Miscellaneous¶
General utils for the MORL baselines.
- morl_baselines.common.utils.linearly_decaying_value(initial_value, decay_period, step, warmup_steps, final_value)¶
Returns the current value for a linearly decaying parameter.
This follows the Nature DQN schedule of a linearly decaying epsilon (Mnih et al., 2015). The schedule is as follows: Begin at 1. until warmup_steps steps have been taken; then Linearly decay epsilon from 1. to epsilon in decay_period steps; and then Use epsilon from there on.
- Parameters:
decay_period – float, the period over which the value is decayed.
step – int, the number of training steps completed so far.
warmup_steps – int, the number of steps taken before the value is decayed.
value (final) – float, the final value to which to decay the value parameter.
- Returns:
A float, the current value computed according to the schedule.

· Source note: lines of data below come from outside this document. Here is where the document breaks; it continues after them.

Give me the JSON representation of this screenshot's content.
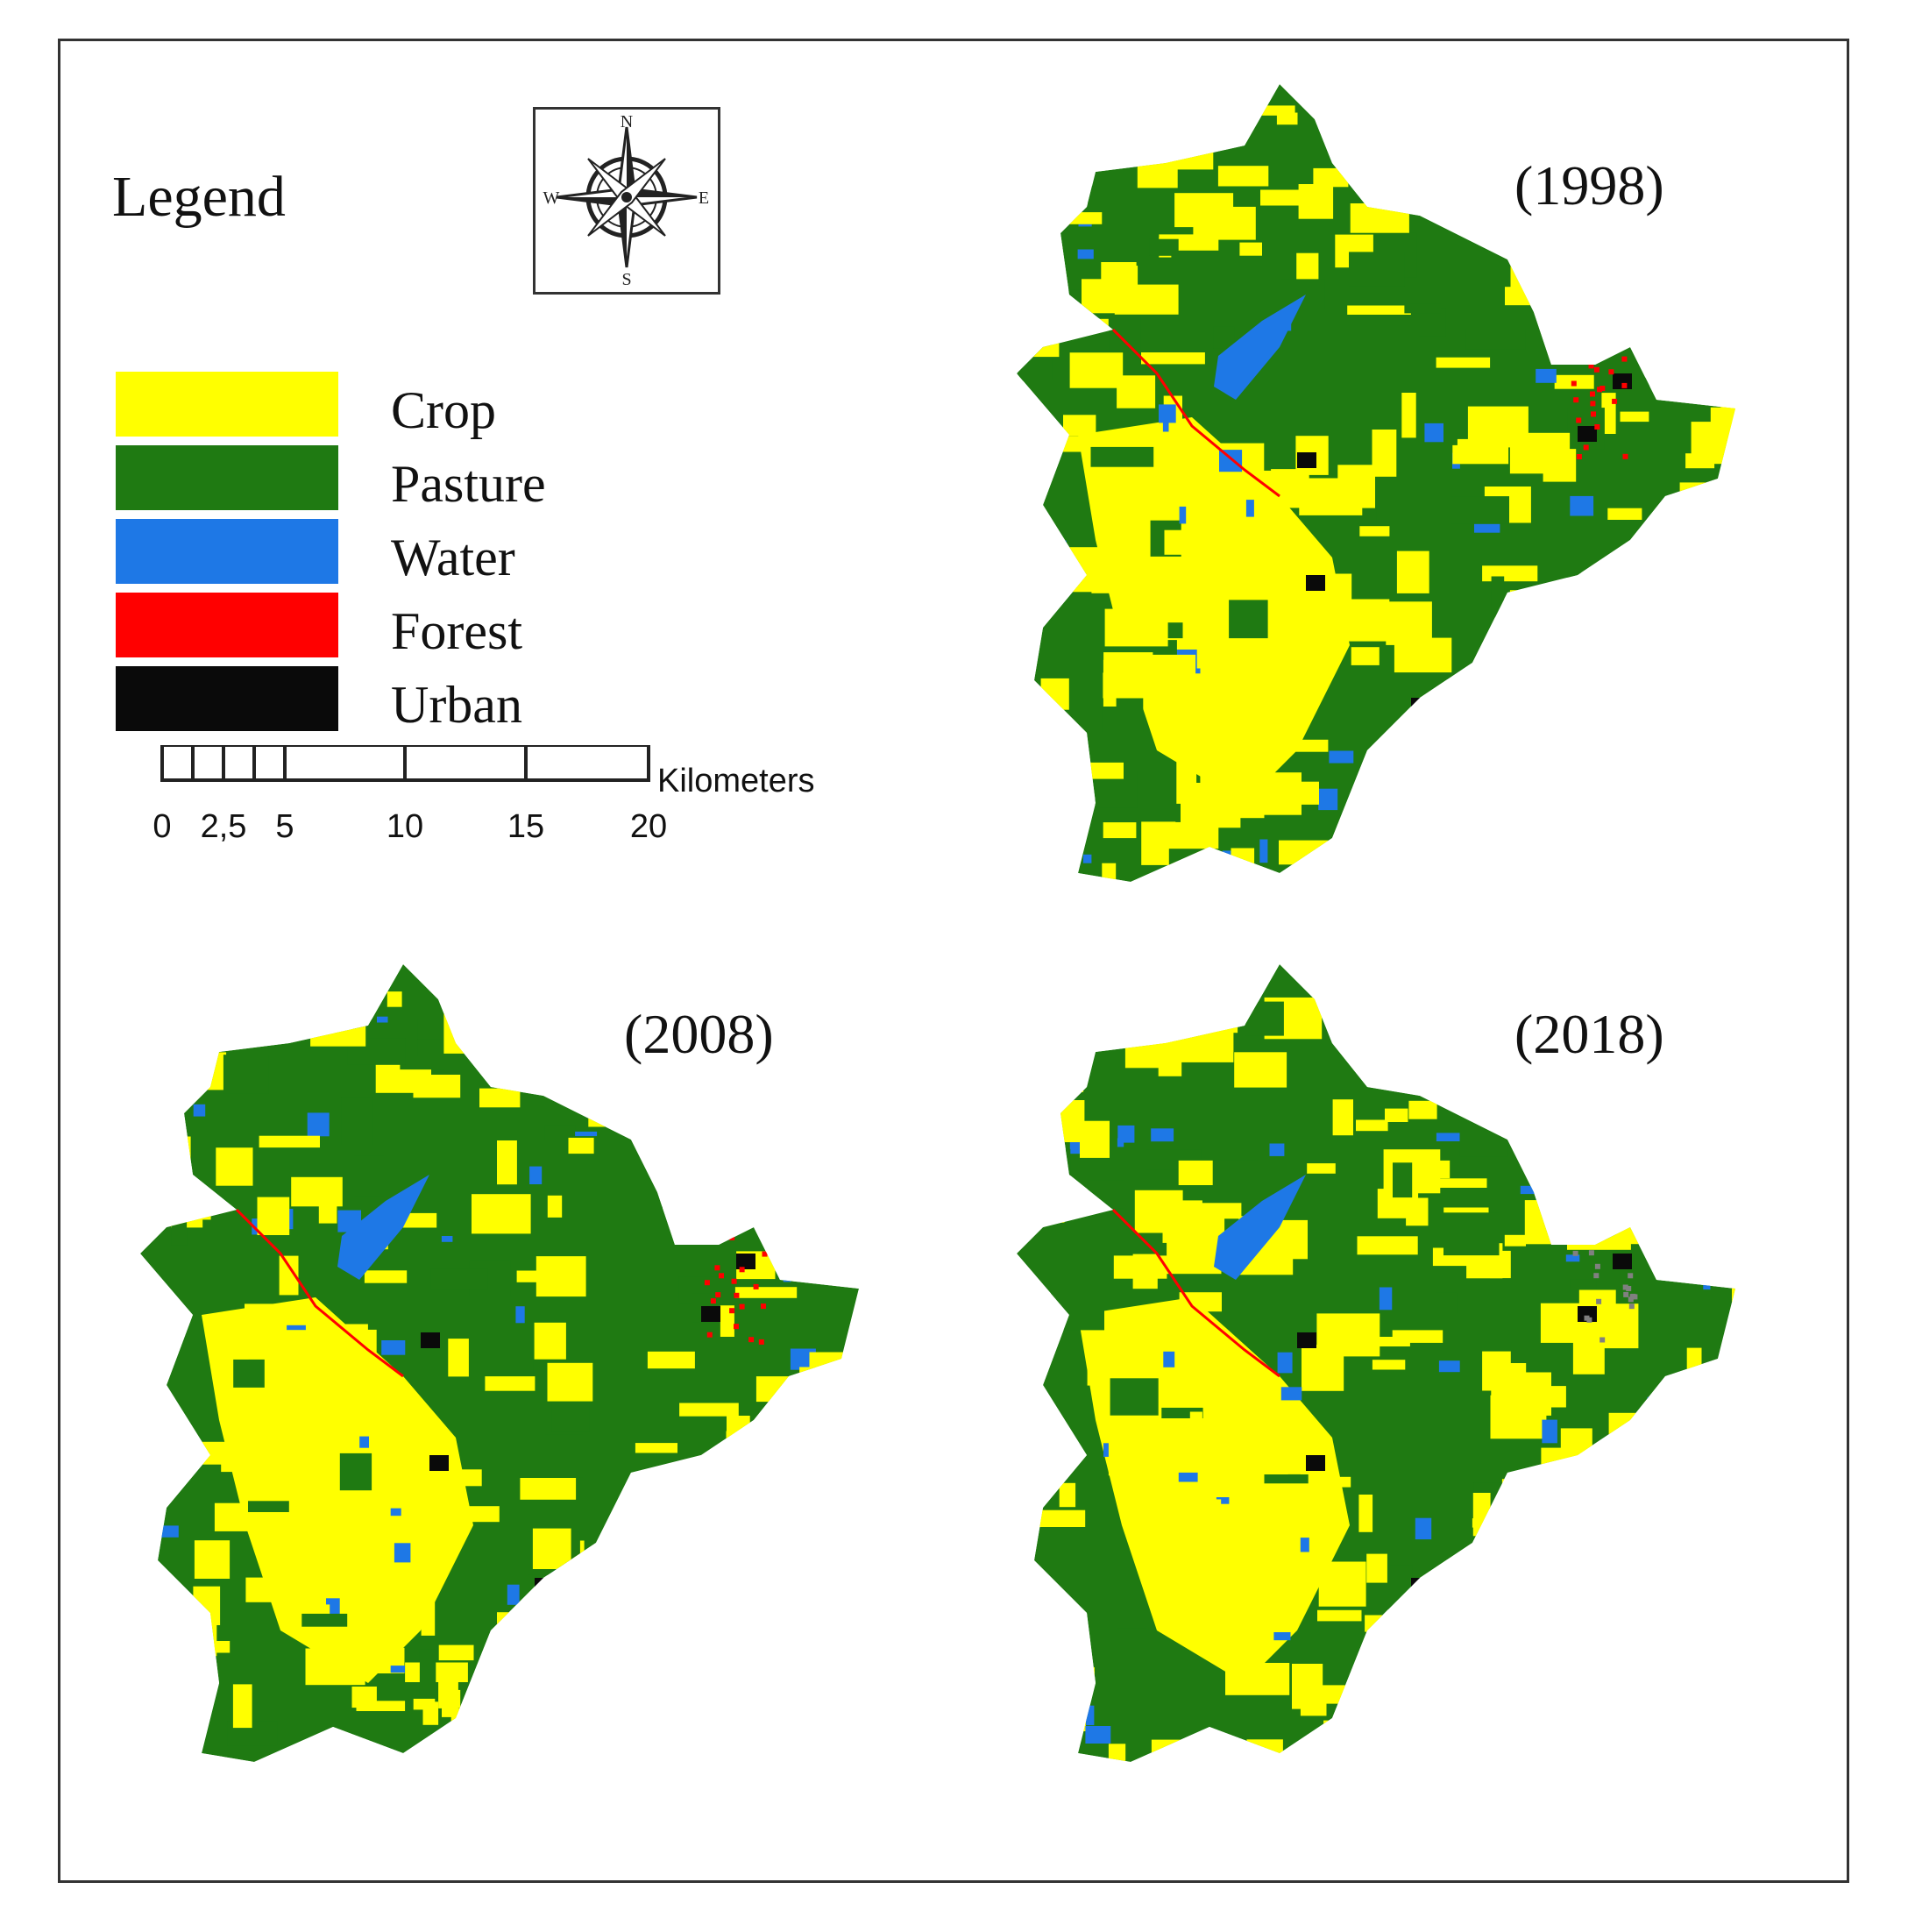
{
  "legend": {
    "title": "Legend",
    "classes": [
      {
        "label": "Crop",
        "color": "#FFFF00"
      },
      {
        "label": "Pasture",
        "color": "#1F7A12"
      },
      {
        "label": "Water",
        "color": "#1E78E6"
      },
      {
        "label": "Forest",
        "color": "#FF0000"
      },
      {
        "label": "Urban",
        "color": "#0A0A0A"
      }
    ]
  },
  "compass": {
    "icon": "compass-rose-icon",
    "north": "N",
    "south": "S",
    "east": "E",
    "west": "W"
  },
  "scale_bar": {
    "unit": "Kilometers",
    "ticks": [
      "0",
      "2,5",
      "5",
      "10",
      "15",
      "20"
    ]
  },
  "maps": [
    {
      "year_label": "(1998)"
    },
    {
      "year_label": "(2008)"
    },
    {
      "year_label": "(2018)"
    }
  ]
}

- morl_baselines.common.utils.make_gif(env, agent, weight: ndarray, fullpath: str, fps: int = 50, length: int = 300)¶
Render an episode and save it as a gif.
- morl_baselines.common.utils.nearest_neighbors(n: int, current_weight: ndarray, all_weights: List[ndarray], dist_metric: Callable[[ndarray, ndarray], float]) List[int] ¶
Returns the n closest neighbors of current_weight in all_weights, according to similarity metric.
- Parameters:
n – number of neighbors
current_weight – weight vector where we want the nearest neighbors
all_weights – all the possible weights, can contain current_weight as well
dist_metric – distance metric
- Returns:
the ids of the nearest neighbors in all_weights
- morl_baselines.common.utils.reset_wandb_env()¶
Reset the wandb environment variables.
This is useful when running multiple sweeps in parallel, as wandb will otherwise try to use the same directory for all the runs.
- morl_baselines.common.utils.unique_tol(a: List[ndarray], tol=0.0001) List[ndarray] ¶
Returns unique elements of a list of np.arrays, within a tolerance.